The couple was careful not to mix marriage and careers. They instructed their manager never to offer them as a package.

“We don’t keep [the marriage] a secret,“ Wolf says. “But I don’t want somebody to say, ‘We’re going to have Kevin Langan, and we’ve gotta have his wife, too.’ So we have been places where they don’t know that we’re married.”

In one case they laugh about today, the apprentices where they were performing saw their rings and assumed they had both spouses elsewhere and were having an affair.

Because they individually became known for the high quality and dependability of their work, they did end up on the same stage more than once.

“We’ve done a lot together, over the years,” Langan says.

For example, Wolf became well known for her Queen of the Night in The Magic Flute, and Langan was an imposing Sarastro in the same opera.

“In Abduction [from the Seraglio]” we sang Osmin and Constanza,” Langan says. Turning to Wolf, he adds, “I married you in Lucia di Lammermoor — in Denver, in fact.”

“And killed me in Rigoletto,” Wolf replies.

“A few times,” Langan admits, laughing. “I was your dad in Norma and in Don Giovanni. She voted for me in Baby Doe, even though I lost the election.”

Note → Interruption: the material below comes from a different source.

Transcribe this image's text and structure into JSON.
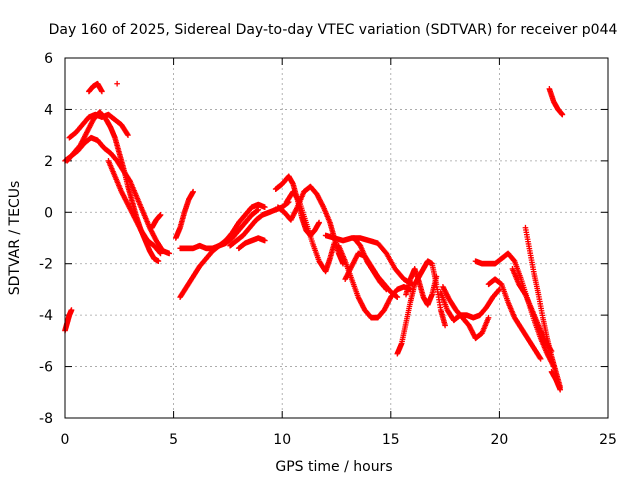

When not performing together, sharing each other’s big nights has been a priority. Once, Langan flew from Santa Fe to Salzburg and back in a six-day break between performances, to hear Wolf performing at the prestigious Salzburg Festival. And when he was honored for his 300th performance at the San Francisco Opera — the first major artist to reach that milestone — Wolf was there.

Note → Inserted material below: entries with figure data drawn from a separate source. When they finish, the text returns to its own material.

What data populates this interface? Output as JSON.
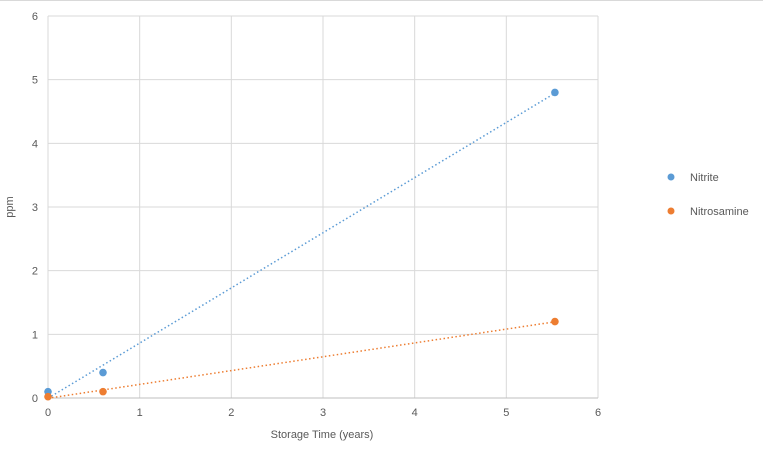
{
  "chart_data": {
    "type": "scatter",
    "title": "",
    "xlabel": "Storage Time (years)",
    "ylabel": "ppm",
    "xlim": [
      0,
      6
    ],
    "ylim": [
      0,
      6
    ],
    "xticks": [
      "0",
      "1",
      "2",
      "3",
      "4",
      "5",
      "6"
    ],
    "yticks": [
      "0",
      "1",
      "2",
      "3",
      "4",
      "5",
      "6"
    ],
    "grid": true,
    "legend_position": "right",
    "trendline": "linear, dotted",
    "series": [
      {
        "name": "Nitrite",
        "color": "#5B9BD5",
        "x": [
          0,
          0.6,
          5.53
        ],
        "y": [
          0.1,
          0.4,
          4.8
        ]
      },
      {
        "name": "Nitrosamine",
        "color": "#ED7D31",
        "x": [
          0,
          0.6,
          5.53
        ],
        "y": [
          0.02,
          0.1,
          1.2
        ]
      }
    ]
  }
}
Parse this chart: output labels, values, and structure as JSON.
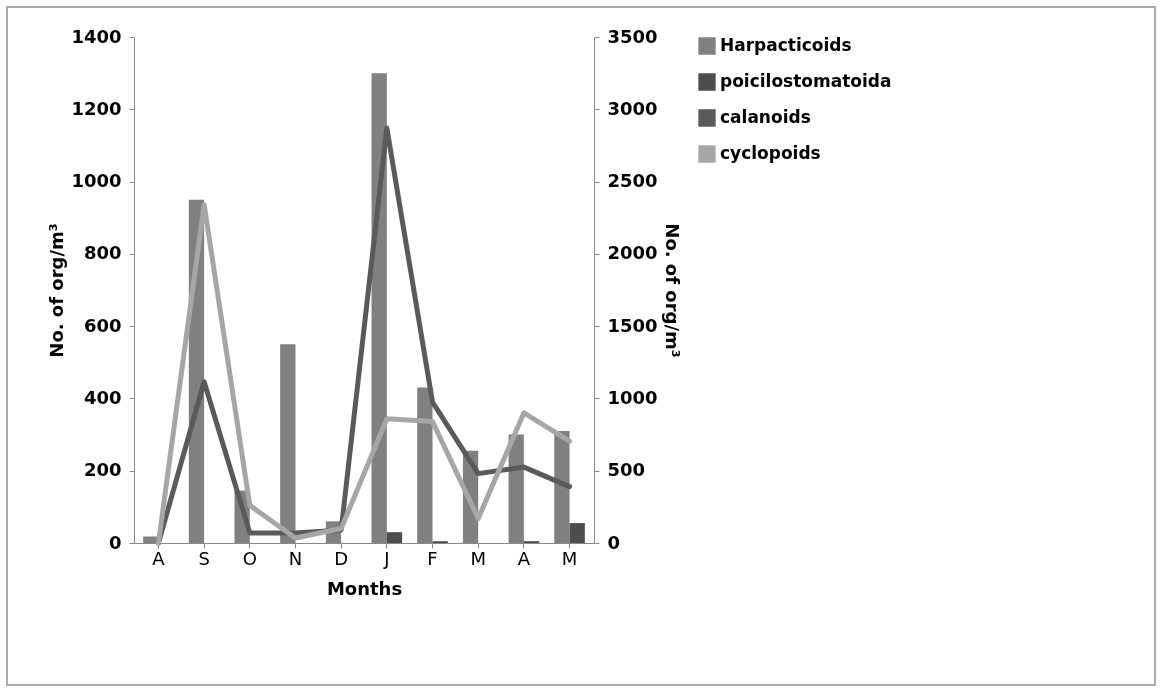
{
  "chart_data": {
    "type": "bar",
    "xlabel": "Months",
    "ylabel": "No. of org/m³",
    "y2label": "No. of org/m³",
    "categories": [
      "A",
      "S",
      "O",
      "N",
      "D",
      "J",
      "F",
      "M",
      "A",
      "M"
    ],
    "series": [
      {
        "name": "Harpacticoids",
        "color": "#808080",
        "values": [
          18,
          950,
          145,
          550,
          60,
          1300,
          430,
          255,
          300,
          310
        ]
      },
      {
        "name": "poicilostomatoida",
        "color": "#4d4d4d",
        "values": [
          0,
          0,
          0,
          0,
          0,
          30,
          5,
          0,
          5,
          55
        ]
      },
      {
        "name": "calanoids",
        "type": "line",
        "axis": "y2",
        "color": "#5a5a5a",
        "values": [
          0,
          1115,
          70,
          70,
          90,
          2870,
          975,
          480,
          525,
          390
        ]
      },
      {
        "name": "cyclopoids",
        "type": "line",
        "axis": "y2",
        "color": "#a6a6a6",
        "values": [
          0,
          2340,
          260,
          35,
          100,
          860,
          840,
          170,
          900,
          705
        ]
      }
    ],
    "ylim": [
      0,
      1400
    ],
    "yticks": [
      0,
      200,
      400,
      600,
      800,
      1000,
      1200,
      1400
    ],
    "y2lim": [
      0,
      3500
    ],
    "y2ticks": [
      0,
      500,
      1000,
      1500,
      2000,
      2500,
      3000,
      3500
    ],
    "grid": false,
    "legend": "right"
  }
}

A big part of their success is just the fact that their careers have lasted so long. Langan and Wolf attribute this to Margaret Harshaw, their teacher at Indiana, who was one of the great singers and teachers of the last century.

“She really understood the voice, no matter whether you’re a soprano, tenor, baritone or bass,” Langan says. “She gave us the basis for a vocal technique that goes back to the bel canto period of the 19th century. That’s what’s kept us in the business as long as we’ve been able to.”

Like many of Harshaw’s students, they would return for a “check-up” long after they were singing professionally.

“Every year we made sure that we could get back for lessons,” Wolf says. “Once we started professionally, she said, ‘If you guys can come back together, that’s great, because you should sit in on each others’ lessons. When I’m gone, you’re going to teach each other,’ and that’s what we do.”

Ultimately, the success of their marriage comes down to mutual respect — and the absolute security each feels in their own career and person.

“We have that security,” Langan says, “because we don’t sing the same repertoire, and we have admired and respected each other’s talents since the day we met in 1977. I am thrilled for Sally’s success as a singer and vice-versa.”

Then Langan touches on a topic that many of his colleagues probably don’t want to hear about.

“There is the problem of the male ego being bruised, if you’re both in the same business,” he observes. “Some men can’t handle that. I find that often the case in our business, that if the woman is more successful, the male can’t deal with that. I don’t see things that way, but other people seem to. My mother once said, ‘You’re the breadwinner! Doesn’t it bother you that your wife makes more money than you do?’ And I said, ‘Not at all. She’s a soprano! They make bigger fees!’”

Down time together has helped keep them grounded.

“When the job is over we go home and we don’t think about it,” Langan says. At the family summer cabin in Canada, they cook out, go fishing, go to the movies, and enjoy Wednesday night bingo. “The word ‘opera’ may not come up for weeks on end,” Langan notes. “You know, we’re just a normal couple to everybody up there.”

Indeed: A normal couple that has sung on the major opera stages of the world for 35 years, but always love, admire, respect and celebrate each other, completely without jealousy.